Strava is just about the only fitness focused mobile app I’ve regularly used on both Android and iPhone over the years. I went premium twice before getting a reality check that the complimentary subscription more than sufficed my aspiring athletic needs.
In a recent article in Business Insider, the company gave a glimpse into their plans for 2018 and it has a lot more to do with enhancing the social experience than just workout recording.
You might have noticed that on top of recording or posting a manual workout, you’re now able to upload non-workout related posts such as a text with a title or even a picture. Giving us a hint that this new direction seem a lot like Facebook and Instagram.
As to what brought about the emphasis on social media sharing, the addition of Kevin Weil to the board of Strava, along with the appointment of James Quarles as the new CEO might have something to do it; Quarles was previously VP of Instagram while Weil was VP of product at Twitter before moving on to head of product at Instagram.
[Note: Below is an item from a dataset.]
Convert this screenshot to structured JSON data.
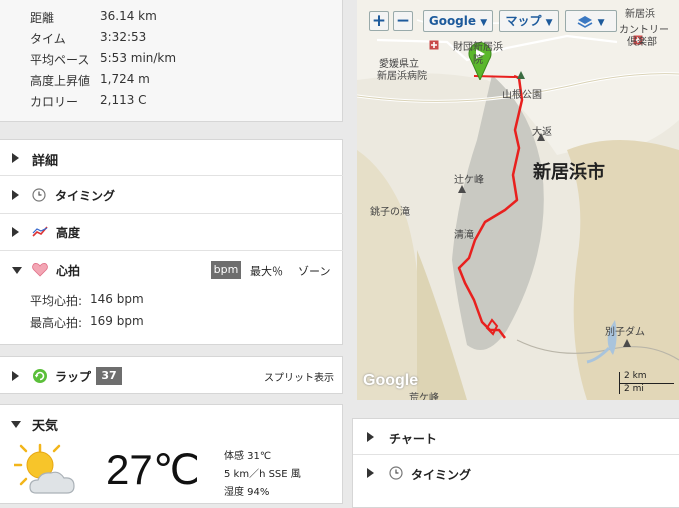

Strava has always been a platform for runners and cyclists and there’s no better way to mold a closer knit community than to give them their own social network platform. The key difference is basically the demographics of its users as compared to Facebook, Instagram and Twitter. I don’t think I’m wrong to assume people paying premium for a Strava service are pretty serious about their workouts compared to your regular guy.
And because it doesn’t make any hardware on its own (think NB Run IQ and Amazfit Pace) and isn’t owned by any of the big companies; Endomondo is owned by Under Armour, Runkeeper by Asics, Runtastic by Adidas and so on. Strava is naturally the fitness app inclusion choice for most hardware makers. Plus it helps that Strava syncs with an extensive list of fitness platforms and wearables.